One of Medicare’s trust funds is expected to run out of money in the next few years, but we’ve heard almost nothing about it on the campaign trail. We explain what would happen, how things got so bad, and what can be done to fix it.
Listen to the full episode below, read the transcript or scroll down for more information.
Click here for more of our 2020 election coverage.https://embed.acast.com/tradeoffs/themedicarecliff/?brandColor=e65a4b
The Basics: Medicare
Medicare is a federal health insurance program that covers Americans 65 years or older as well as some Americans with certain disabilities. The federal government spends $800 billion a year — 15% of the overall federal budget — on care for the roughly 60 million Medicare beneficiaries.
Medicare is split into four parts:
Medicare Part A
Covers inpatient hospital visits, as well as hospice, post-acute care and graduate medical education.
Medicare Part B
Covers physician and outpatient services.
Medicare Part C
Also known as Medicare Advantage. Allows beneficiaries to get Part A and B benefits through a private insurer.
Medicare Part D
Covers prescription drugs.
Medicare Part A comes out of the Hospital Insurance (HI) trust fund, which is primarily funded by a 2.9% payroll tax split evenly between employers and employees.
Parts B and D are funded by the Supplementary Medical Insurance (SMI) trust fund, which is primarily funded by general tax revenues and beneficiary premiums.
Medicare Advantage (or Part C) is supported by set per enrollee payments from the HI and SMI trust funds, as well as additional enrollee premiums in some cases.
The Problem: Part A Is Running Out of Money
For many years, the payroll taxes coming into Medicare Part A exceeded the benefits the program needed to pay out. This has allowed Medicare Part A to build up a reserve in the HI trust fund.
Over time, two main factors have often pushed Part A’s annual benefits payments higher than its tax revenue, forcing Medicare to dip into its reserves:
- Health care spending per capita has grown faster than the rest of the economy
- Baby boomers have started aging into the Medicare program, adding nearly 4 million new beneficiaries each year
In April, the Medicare Board of Trustees reported that the Part A trust fund had around $200 billion in reserves and that, barring any changes, it would run out in 2026.

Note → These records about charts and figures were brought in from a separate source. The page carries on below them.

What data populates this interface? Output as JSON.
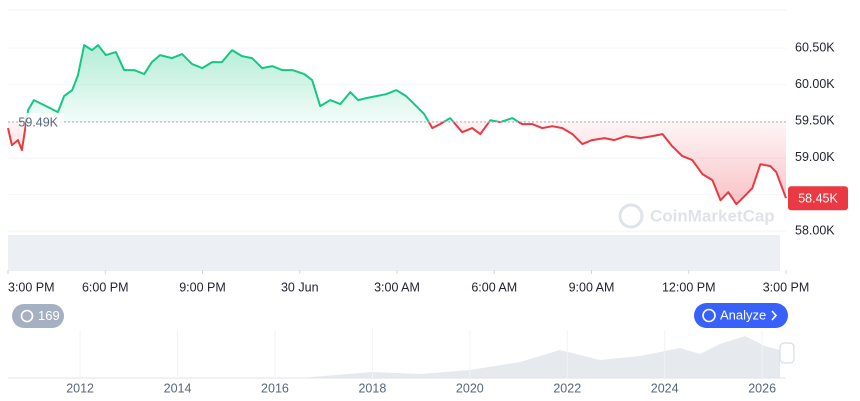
{
  "chart_data": {
    "type": "line",
    "x": [
      0,
      0.12,
      0.31,
      0.43,
      0.62,
      0.8,
      1.05,
      1.3,
      1.54,
      1.73,
      1.98,
      2.16,
      2.35,
      2.59,
      2.78,
      3.02,
      3.33,
      3.58,
      3.89,
      4.2,
      4.44,
      4.69,
      5.06,
      5.37,
      5.68,
      5.99,
      6.3,
      6.6,
      6.91,
      7.22,
      7.53,
      7.84,
      8.15,
      8.46,
      8.77,
      9.14,
      9.38,
      9.63,
      9.94,
      10.25,
      10.56,
      10.8,
      11.05,
      11.36,
      11.67,
      11.98,
      12.28,
      12.53,
      12.84,
      13.09,
      13.33,
      13.64,
      14.01,
      14.32,
      14.57,
      14.88,
      15.19,
      15.56,
      15.86,
      16.17,
      16.48,
      16.79,
      17.1,
      17.41,
      17.72,
      18.02,
      18.4,
      18.7,
      19.07,
      19.51,
      19.88,
      20.19,
      20.49,
      20.8,
      21.11,
      21.42,
      21.73,
      21.98,
      22.22,
      22.47,
      22.72,
      22.96,
      23.21,
      23.52,
      23.7,
      24
    ],
    "series": [
      {
        "name": "Price",
        "values": [
          59407,
          59175,
          59243,
          59107,
          59653,
          59790,
          59735,
          59680,
          59626,
          59844,
          59926,
          60131,
          60541,
          60473,
          60541,
          60404,
          60445,
          60199,
          60199,
          60145,
          60309,
          60404,
          60363,
          60418,
          60281,
          60227,
          60309,
          60309,
          60473,
          60391,
          60363,
          60227,
          60254,
          60199,
          60199,
          60145,
          60063,
          59708,
          59790,
          59735,
          59899,
          59790,
          59817,
          59844,
          59872,
          59926,
          59844,
          59735,
          59598,
          59407,
          59462,
          59544,
          59352,
          59407,
          59325,
          59516,
          59489,
          59544,
          59462,
          59462,
          59407,
          59434,
          59407,
          59325,
          59189,
          59243,
          59271,
          59243,
          59298,
          59271,
          59298,
          59325,
          59161,
          59025,
          58970,
          58779,
          58697,
          58423,
          58532,
          58369,
          58478,
          58587,
          58915,
          58888,
          58806,
          58450
        ]
      }
    ],
    "above_color": "#16c784",
    "below_color": "#ea3943",
    "baseline": {
      "value": 59490,
      "label": "59.49K"
    },
    "last_price": {
      "value": 58450,
      "label": "58.45K"
    },
    "xlim": [
      0,
      24
    ],
    "xticks": [
      {
        "value": 0,
        "label": "3:00 PM"
      },
      {
        "value": 3,
        "label": "6:00 PM"
      },
      {
        "value": 6,
        "label": "9:00 PM"
      },
      {
        "value": 9,
        "label": "30 Jun"
      },
      {
        "value": 12,
        "label": "3:00 AM"
      },
      {
        "value": 15,
        "label": "6:00 AM"
      },
      {
        "value": 18,
        "label": "9:00 AM"
      },
      {
        "value": 21,
        "label": "12:00 PM"
      },
      {
        "value": 24,
        "label": "3:00 PM"
      }
    ],
    "ylim": [
      57470,
      61020
    ],
    "yticks": [
      {
        "value": 58000,
        "label": "58.00K"
      },
      {
        "value": 58500,
        "label": "58.50K"
      },
      {
        "value": 59000,
        "label": "59.00K"
      },
      {
        "value": 59500,
        "label": "59.50K"
      },
      {
        "value": 60000,
        "label": "60.00K"
      },
      {
        "value": 60500,
        "label": "60.50K"
      }
    ],
    "grid": true,
    "watermark": "CoinMarketCap"
  },
  "navigator": {
    "xlim": [
      2010.52,
      2026.49
    ],
    "xticks": [
      2012,
      2014,
      2016,
      2018,
      2020,
      2022,
      2024,
      2026
    ]
  },
  "buttons": {
    "history": 169,
    "analyze": "Analyze"
  }
}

But with significant job losses during the pandemic, far lower levels of payroll taxes are expected to be collected, leading the Congressional Budget Office and the Committee for a Responsible Federal Budget to now estimate the HI trust fund will run out — or become insolvent — in 2024.

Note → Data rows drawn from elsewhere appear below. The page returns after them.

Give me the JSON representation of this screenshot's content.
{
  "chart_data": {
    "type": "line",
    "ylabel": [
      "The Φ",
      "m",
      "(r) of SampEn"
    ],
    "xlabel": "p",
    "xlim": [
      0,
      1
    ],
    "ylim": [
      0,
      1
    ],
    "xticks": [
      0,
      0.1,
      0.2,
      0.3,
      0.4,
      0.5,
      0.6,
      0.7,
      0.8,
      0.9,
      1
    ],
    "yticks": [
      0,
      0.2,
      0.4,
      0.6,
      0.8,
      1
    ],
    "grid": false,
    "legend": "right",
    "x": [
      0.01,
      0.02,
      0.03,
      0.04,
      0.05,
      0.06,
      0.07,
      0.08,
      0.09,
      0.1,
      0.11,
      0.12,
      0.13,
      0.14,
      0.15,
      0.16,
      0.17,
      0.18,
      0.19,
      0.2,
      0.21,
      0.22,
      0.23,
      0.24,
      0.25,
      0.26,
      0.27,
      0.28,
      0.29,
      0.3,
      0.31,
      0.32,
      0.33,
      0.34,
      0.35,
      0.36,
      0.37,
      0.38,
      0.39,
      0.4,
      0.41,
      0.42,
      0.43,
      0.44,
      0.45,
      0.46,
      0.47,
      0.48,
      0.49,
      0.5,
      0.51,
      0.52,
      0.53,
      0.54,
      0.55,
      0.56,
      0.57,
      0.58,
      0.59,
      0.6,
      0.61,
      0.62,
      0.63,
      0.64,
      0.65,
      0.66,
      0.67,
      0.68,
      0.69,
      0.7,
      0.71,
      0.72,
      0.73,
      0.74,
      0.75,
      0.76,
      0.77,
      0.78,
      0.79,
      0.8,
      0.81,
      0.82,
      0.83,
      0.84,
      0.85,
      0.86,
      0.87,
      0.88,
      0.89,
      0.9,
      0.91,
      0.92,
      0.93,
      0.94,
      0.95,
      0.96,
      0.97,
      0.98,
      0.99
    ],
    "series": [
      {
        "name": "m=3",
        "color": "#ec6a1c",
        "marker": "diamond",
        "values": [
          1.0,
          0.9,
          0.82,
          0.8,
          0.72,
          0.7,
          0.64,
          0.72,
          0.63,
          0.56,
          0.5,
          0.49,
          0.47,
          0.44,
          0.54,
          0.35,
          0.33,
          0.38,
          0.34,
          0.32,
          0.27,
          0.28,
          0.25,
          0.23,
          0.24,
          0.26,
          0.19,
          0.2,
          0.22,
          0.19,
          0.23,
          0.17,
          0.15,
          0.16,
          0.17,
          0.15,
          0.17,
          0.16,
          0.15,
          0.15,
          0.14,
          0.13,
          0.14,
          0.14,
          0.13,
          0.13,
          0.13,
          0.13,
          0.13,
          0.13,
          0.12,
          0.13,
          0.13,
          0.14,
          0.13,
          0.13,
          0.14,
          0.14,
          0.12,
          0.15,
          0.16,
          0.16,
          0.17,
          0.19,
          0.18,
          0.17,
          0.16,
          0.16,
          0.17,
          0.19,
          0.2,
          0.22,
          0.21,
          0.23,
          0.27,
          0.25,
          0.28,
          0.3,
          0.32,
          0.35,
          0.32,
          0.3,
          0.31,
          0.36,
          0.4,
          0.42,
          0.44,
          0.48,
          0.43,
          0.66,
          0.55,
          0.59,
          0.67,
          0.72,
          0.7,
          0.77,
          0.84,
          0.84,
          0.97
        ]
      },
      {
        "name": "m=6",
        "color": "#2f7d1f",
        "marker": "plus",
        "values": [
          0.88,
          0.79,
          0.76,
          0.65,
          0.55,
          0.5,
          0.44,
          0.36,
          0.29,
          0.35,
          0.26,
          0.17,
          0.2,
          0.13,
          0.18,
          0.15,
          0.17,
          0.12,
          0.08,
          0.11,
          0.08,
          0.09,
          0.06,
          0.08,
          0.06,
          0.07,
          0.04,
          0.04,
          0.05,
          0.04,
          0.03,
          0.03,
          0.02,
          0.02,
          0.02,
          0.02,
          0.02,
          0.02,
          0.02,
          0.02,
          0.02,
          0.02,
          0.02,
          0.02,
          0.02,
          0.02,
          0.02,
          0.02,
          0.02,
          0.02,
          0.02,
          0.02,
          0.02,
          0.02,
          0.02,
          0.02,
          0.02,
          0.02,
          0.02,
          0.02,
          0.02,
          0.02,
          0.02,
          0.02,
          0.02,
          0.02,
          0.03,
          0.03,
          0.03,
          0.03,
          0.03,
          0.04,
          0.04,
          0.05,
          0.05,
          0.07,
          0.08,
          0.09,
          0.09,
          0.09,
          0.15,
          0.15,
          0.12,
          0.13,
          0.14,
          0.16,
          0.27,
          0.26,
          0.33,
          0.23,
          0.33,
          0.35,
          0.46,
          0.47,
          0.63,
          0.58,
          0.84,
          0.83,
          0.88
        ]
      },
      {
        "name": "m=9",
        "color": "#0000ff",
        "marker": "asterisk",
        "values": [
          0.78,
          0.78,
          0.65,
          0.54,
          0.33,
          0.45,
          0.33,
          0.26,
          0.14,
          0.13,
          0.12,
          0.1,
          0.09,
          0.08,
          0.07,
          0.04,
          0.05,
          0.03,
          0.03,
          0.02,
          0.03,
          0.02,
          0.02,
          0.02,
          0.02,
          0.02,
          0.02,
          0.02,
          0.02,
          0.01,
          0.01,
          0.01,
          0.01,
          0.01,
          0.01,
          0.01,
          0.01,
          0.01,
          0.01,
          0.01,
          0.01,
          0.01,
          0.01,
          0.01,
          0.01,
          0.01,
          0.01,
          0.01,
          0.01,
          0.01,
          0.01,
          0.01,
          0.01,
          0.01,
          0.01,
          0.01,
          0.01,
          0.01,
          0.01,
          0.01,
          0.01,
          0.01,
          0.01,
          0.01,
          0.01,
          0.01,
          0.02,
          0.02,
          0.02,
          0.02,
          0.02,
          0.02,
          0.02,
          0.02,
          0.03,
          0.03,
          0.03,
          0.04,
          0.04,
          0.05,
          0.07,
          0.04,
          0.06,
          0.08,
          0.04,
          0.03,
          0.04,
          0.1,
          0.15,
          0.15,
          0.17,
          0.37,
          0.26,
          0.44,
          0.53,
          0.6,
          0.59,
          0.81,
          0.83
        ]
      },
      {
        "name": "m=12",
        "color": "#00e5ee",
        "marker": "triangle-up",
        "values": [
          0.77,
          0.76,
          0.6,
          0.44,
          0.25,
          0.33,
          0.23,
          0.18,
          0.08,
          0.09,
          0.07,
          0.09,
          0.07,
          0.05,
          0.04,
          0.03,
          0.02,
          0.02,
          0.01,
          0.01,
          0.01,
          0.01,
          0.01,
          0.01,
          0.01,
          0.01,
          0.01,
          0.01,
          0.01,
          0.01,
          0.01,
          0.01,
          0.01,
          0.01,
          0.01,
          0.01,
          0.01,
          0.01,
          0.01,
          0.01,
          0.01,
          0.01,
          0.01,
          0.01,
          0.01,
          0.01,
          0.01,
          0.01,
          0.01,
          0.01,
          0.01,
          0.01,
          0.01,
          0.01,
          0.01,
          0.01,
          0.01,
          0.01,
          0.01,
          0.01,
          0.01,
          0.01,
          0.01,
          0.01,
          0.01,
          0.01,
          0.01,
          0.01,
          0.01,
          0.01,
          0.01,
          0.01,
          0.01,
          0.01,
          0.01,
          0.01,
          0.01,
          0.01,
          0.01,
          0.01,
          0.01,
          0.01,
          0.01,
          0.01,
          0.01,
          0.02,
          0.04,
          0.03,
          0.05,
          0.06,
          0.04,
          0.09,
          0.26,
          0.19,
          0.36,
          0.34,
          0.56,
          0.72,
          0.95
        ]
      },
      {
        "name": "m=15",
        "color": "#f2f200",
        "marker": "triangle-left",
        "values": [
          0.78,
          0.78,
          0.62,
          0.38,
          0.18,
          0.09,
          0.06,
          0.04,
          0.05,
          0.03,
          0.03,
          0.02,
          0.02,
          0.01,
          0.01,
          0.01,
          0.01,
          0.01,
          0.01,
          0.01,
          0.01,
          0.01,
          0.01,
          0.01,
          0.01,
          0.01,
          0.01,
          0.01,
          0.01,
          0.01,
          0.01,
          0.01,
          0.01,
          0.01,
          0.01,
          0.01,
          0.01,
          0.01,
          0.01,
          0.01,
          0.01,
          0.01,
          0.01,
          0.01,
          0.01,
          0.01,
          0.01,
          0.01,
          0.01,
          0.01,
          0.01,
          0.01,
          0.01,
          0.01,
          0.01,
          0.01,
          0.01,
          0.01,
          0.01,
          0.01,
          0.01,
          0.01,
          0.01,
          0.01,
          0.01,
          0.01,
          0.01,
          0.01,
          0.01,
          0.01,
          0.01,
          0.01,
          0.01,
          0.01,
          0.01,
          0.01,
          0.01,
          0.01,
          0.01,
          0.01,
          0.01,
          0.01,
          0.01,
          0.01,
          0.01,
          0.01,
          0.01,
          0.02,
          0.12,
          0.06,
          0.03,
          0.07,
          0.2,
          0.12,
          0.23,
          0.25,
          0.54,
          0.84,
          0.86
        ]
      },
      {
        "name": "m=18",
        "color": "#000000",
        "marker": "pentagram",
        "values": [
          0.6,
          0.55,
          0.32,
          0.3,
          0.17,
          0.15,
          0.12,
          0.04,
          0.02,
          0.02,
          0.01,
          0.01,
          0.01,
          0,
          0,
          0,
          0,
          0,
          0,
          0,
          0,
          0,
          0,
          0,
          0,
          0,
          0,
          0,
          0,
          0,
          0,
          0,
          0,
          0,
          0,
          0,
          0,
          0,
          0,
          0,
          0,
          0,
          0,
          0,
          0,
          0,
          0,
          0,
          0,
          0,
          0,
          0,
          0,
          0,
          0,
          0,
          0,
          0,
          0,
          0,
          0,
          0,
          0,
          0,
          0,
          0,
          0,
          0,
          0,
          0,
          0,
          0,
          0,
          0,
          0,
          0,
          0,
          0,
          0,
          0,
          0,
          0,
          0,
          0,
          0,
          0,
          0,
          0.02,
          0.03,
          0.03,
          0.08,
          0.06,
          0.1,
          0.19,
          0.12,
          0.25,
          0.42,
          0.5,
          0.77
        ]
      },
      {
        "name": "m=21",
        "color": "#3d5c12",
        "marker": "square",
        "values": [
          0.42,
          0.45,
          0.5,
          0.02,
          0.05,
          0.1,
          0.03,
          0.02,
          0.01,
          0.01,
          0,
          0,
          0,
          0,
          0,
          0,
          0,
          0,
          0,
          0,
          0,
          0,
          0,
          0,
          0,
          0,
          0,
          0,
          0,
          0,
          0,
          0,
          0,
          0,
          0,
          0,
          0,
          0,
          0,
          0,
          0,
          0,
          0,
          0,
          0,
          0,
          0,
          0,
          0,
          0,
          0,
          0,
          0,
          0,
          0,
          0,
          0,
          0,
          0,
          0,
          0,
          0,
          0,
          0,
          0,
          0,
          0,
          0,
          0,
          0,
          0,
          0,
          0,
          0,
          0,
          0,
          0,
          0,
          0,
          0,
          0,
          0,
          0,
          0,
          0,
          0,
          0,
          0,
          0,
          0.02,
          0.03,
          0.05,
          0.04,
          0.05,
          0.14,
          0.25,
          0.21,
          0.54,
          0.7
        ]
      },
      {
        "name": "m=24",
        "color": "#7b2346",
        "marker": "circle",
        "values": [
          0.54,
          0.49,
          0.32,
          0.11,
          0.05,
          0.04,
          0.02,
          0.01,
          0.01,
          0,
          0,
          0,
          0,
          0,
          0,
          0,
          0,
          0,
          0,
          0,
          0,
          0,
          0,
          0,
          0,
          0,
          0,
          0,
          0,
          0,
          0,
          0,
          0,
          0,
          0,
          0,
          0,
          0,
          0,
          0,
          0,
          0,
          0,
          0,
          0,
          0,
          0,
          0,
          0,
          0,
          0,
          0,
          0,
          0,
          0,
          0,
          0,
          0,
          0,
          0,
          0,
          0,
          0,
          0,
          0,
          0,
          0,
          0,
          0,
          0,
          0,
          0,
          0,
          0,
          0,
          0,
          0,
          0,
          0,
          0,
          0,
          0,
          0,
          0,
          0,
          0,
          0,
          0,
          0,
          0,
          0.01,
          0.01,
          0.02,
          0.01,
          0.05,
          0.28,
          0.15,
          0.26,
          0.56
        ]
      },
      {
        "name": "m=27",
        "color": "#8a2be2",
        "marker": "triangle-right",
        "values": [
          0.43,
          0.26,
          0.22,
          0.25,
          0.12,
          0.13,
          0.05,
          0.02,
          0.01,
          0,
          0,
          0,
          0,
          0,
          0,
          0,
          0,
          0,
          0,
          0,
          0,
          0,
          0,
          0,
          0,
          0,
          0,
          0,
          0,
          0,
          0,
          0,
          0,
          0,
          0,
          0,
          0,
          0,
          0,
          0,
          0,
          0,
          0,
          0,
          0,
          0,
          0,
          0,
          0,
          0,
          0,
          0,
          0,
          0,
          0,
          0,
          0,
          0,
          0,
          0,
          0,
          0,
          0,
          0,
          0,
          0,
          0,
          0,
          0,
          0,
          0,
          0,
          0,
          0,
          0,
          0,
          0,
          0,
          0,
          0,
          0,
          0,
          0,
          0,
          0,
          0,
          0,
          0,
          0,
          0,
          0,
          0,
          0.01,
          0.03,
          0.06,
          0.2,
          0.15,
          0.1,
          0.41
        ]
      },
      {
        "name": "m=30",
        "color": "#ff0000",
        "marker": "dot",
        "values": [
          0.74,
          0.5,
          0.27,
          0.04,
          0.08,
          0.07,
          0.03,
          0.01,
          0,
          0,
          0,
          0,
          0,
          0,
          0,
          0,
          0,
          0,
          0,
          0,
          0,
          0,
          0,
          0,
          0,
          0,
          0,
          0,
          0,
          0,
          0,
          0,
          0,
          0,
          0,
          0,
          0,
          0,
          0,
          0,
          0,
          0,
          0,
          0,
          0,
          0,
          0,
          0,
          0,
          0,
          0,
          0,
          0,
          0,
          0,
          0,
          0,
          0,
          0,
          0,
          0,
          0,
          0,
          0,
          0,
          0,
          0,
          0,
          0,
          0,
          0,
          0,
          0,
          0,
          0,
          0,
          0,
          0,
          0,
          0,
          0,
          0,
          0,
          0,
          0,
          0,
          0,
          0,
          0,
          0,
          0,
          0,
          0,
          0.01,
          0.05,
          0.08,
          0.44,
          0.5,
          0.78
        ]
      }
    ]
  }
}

If Congress is unable to make any changes before the trust fund runs out, Medicare would effectively be operating paycheck-to-paycheck — only able to use current payroll taxes to pay out claims. The Congressional Budget Office estimates that would only cover about 85% of Part A’s bills, leaving providers likely to receive late and incomplete payments, which could lead them to accept fewer Medicare patients or stop taking them altogether.
Solutions: Cut Spending, Increase Revenue or “Cheat”
Congress has never let Medicare Part A run completely dry. When it has gotten close to exhaustion — most recently in 1997 and 2009 — lawmakers used a combination of three tactics to extend the life of the trust fund.
Congress can lower how much it pays hospitals and other providers for different services. It did this as part of the Balanced Budget Act of 1997 and the Affordable Care Act in 2010. One area that has been mentioned this time around as a potential place to cut are payments to post-acute care facilities.
Congress can increase the amount of money coming into the trust fund. It did this as part of the ACA by adding a 0.9% payroll tax surcharge to people earning more than $200,000 a year.
Congress can also ease the burden on the trust fund by deciding to pay for certain benefits from somewhere other than the HI trust fund. For example, in 1997, Congress moved some home health payments into Medicare Part B, which is funded by general tax revenues and premiums.
While leaders from both parties have suggested similar policies to address Medicare’s financial troubles, any spending cuts or tax increases are likely to be politically difficult and generate opposition. Any fix will also take time to implement, meaning that the next president and Congress will have to act quickly to avoid more abrupt and painful remedies.